Une chose est sûre, ce n’est définitivement pas de son père que Charley doit espérer une prise de position qui lui soit favorable : Angelo, en réponse aux regards de son fils, semble ne pas avoir d’autre choix que d’interroger le parrain, en tournant les yeux vers lui [05] [06]. C’est donc ce dernier qui va expliquer posément à Charley tout ce qu’il ne voulait pas entendre, à commencer par le devoir qui lui incombe de tuer sa femme, qui menace la sécurité de la famille [07]. Quelques secondes plus tard, en sa qualité de bras droit, Angelo réexpliquera à son fils, qui visiblement n’a pas compris, la décision du parrain : mêmes arguments, mêmes gestes, même point de vue ; seule l’énonciation change [08]. A ce stade, il faut comprendre que le père de Charley a tout simplement perdu son individualité : ce n’est guère qu’au nom de « l’entité Prizzi » qu’il prend part au débat.

Un débat qui tourne court : le parrain se lève de son fauteuil pour signifier à quel point la situation est exceptionnelle [09], et rencontre un Nicholson d’abord médusé [10] puis revendicatif [11]. A sa tentative de rébellion répond l’agressivité soudaine du parrain, qui révèle enfin son vrai visage [12]. A cet instant, Charley n’a en fait plus d’autre choix que de se préparer au sacrifice qui l’attend. En se retirant dans le fond de la pièce pour réfléchir, il croise justement un nouveau crucifix [13] [14]

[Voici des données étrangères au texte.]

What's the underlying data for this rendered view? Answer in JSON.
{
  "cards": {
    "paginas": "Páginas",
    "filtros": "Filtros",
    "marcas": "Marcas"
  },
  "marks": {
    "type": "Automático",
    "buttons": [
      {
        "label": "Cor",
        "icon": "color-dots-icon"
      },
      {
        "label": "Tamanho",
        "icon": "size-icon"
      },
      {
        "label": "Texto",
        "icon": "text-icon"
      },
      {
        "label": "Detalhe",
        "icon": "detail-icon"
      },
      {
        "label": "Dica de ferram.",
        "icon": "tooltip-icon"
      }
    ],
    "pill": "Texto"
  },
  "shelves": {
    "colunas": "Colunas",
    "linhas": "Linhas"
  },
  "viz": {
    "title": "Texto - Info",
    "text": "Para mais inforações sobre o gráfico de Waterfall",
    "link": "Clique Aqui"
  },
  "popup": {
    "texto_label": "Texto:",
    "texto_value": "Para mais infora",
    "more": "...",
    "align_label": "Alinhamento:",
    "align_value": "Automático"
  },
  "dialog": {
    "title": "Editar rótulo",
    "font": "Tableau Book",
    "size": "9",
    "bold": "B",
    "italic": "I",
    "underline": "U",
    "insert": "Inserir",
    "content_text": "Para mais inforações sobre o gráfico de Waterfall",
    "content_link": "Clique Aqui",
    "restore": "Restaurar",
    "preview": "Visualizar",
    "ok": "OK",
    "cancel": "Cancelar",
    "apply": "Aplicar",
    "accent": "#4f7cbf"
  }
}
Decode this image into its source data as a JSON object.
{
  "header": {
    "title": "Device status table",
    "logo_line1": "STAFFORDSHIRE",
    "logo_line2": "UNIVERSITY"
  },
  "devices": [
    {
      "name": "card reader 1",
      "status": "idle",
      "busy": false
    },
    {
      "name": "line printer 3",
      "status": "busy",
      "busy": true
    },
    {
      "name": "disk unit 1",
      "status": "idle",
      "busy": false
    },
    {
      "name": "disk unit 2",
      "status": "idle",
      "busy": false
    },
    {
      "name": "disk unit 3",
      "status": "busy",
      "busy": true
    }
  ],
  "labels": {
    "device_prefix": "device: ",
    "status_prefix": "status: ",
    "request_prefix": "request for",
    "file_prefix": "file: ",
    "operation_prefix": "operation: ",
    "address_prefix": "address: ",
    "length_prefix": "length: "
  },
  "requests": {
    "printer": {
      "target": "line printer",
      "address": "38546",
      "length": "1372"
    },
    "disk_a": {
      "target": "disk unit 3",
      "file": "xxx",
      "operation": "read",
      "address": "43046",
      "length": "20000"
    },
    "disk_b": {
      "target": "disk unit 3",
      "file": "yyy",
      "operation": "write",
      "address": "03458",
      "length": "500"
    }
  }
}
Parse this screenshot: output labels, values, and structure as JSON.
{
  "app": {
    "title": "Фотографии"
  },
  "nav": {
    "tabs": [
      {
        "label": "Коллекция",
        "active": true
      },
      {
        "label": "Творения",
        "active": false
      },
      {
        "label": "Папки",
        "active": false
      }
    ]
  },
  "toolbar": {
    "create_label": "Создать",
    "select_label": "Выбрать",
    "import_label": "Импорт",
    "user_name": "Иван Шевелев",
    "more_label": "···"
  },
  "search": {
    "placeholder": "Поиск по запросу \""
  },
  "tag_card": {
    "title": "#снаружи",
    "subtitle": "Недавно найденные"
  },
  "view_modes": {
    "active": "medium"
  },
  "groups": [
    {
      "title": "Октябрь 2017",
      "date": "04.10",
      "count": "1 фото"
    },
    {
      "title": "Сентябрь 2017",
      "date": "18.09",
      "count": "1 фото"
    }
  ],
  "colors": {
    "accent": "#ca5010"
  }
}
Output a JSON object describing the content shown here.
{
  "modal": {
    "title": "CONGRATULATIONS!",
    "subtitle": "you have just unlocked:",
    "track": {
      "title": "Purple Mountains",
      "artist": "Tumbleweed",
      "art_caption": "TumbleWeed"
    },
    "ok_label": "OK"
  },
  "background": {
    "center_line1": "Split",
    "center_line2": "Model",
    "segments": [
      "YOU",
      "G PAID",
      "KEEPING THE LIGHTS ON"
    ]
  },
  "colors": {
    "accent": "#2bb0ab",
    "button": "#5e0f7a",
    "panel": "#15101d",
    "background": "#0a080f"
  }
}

Lorsqu’il annonce avoir choisi la famille au prix de son couple, il voit son père revenir instantanément vers lui pour lui témoigner sa fierté. Le plan réunit alors père et fils face à face, comme si Charley regardait dans les yeux son propre reflet vieilli, ou comme si Angelo n’était autre qu’une projection du destin qui l’attend [15]. En choisissant la famille, Charley ne sait en effet que trop bien à quoi il s’engage : « je ne veux pas finir comme vous, seul avec mon fric et mes gorilles pour me tenir compagnie », avouait-il quelques instants plutôt, alors qu’il était en proie à la colère. L’accolade paternelle [16] peut dès lors être perçue de trois façons différentes : comme un geste compatissant, ou bien comme un trait d’union entre les deux hommes (la réhabilitation du lien filial), à moins qu’il ne faille y voir un trait tiré sur le passé, le bras d’Angelo recouvrant les draps rouges du lit (ce qui pourrait symboliser l’amour perdu de Charley).

A présent que tout est rentré dans l’ordre, il ne reste donc plus qu’a conclure la séquence : dans un plan réunissant enfin Nicholson et les trois autres mafiosi qui semblent plus que jamais ne faire qu’un [17], Charley prouve son dévouement à l’organisation en téléphonant à Irene pour lui tendre un piège [18]. Le sacrifice est accompli.